Following a budget could make it easier to manage your money and find ways to reduce your spending. It pays to set up a budget either on your laptop, on paper, or via an app. Many budgeting apps, in fact, link up to your checking account and credit card accounts so your purchases are tracked automatically, making it easier to see where your money is going.

2. Reduce a few key expenses

Are there things you’re spending money on right now that you can technically do without? If you’re hoping to buy a home sooner rather than later, it may be worth giving some of those things up to boost your savings rate. That could mean pledging not to dine out more than once a month in 2023, or sticking to staycations when you have time off from work rather than paying for flights and lodging.

3. Get a side hustle

The gig economy is strong these days, and working a second job could be your ticket to buying a home despite the challenges today’s buyers face. The beauty of side hustle earnings is that the money you bring home won’t be earmarked for existing expenses. If you’re able to earn $100 a week in 2023 after taxes, you’ll have a cool $5,000 more to put down on a home by the end of the year.

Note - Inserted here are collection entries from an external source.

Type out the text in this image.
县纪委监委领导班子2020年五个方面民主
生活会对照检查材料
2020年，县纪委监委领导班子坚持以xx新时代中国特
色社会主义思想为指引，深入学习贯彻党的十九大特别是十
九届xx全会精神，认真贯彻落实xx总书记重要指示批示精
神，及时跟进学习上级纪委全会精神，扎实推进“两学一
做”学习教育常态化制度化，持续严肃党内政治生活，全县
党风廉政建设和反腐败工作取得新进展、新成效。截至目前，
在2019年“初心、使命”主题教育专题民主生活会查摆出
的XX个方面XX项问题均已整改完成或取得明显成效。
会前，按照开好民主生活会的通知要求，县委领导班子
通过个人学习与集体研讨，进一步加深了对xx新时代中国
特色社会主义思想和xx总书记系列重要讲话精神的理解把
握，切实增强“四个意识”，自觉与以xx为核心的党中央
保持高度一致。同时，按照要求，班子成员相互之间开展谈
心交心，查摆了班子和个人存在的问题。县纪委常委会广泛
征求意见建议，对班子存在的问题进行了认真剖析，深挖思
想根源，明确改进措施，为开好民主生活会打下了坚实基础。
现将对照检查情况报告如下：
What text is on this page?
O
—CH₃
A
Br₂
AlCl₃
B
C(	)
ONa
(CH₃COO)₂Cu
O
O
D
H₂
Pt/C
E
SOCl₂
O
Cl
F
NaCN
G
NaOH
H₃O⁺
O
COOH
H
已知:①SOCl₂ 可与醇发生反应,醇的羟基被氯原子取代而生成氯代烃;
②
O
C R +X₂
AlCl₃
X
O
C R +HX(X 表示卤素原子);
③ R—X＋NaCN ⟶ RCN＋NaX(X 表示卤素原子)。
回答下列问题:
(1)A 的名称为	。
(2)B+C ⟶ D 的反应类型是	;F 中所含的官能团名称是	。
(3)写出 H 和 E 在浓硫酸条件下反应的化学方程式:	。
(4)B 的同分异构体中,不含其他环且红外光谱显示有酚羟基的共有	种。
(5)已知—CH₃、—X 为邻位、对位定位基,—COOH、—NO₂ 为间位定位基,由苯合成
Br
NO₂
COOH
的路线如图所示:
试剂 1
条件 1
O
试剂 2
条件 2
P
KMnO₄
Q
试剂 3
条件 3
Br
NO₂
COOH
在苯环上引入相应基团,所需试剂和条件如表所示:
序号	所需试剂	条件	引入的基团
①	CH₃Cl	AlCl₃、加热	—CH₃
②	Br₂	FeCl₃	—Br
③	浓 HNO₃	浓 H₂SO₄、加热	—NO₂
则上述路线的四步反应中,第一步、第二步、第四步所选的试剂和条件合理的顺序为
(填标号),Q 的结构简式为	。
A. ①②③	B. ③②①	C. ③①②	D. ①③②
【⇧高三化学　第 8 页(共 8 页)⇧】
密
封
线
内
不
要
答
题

Don’t skimp on a down payment

Many mortgage lenders will let you put less than 20% down on a home. But if you want to avoid PMI, then it pays to aim for 20% — even if it means having to wait a bit longer to buy.

Also, the more money you’re able to put down on your home, the more equity you’ll start out with. That’s an important thing when you’re buying at a time when home prices are elevated. That way, if prices start to fall, you’ll be less likely to wind up underwater on your mortgage.

If you can’t manage a 20% down payment on a home given today’s prices, you should try to get as close as possible. And these moves could help you close out 2023 with a lot more money to put toward a home purchase.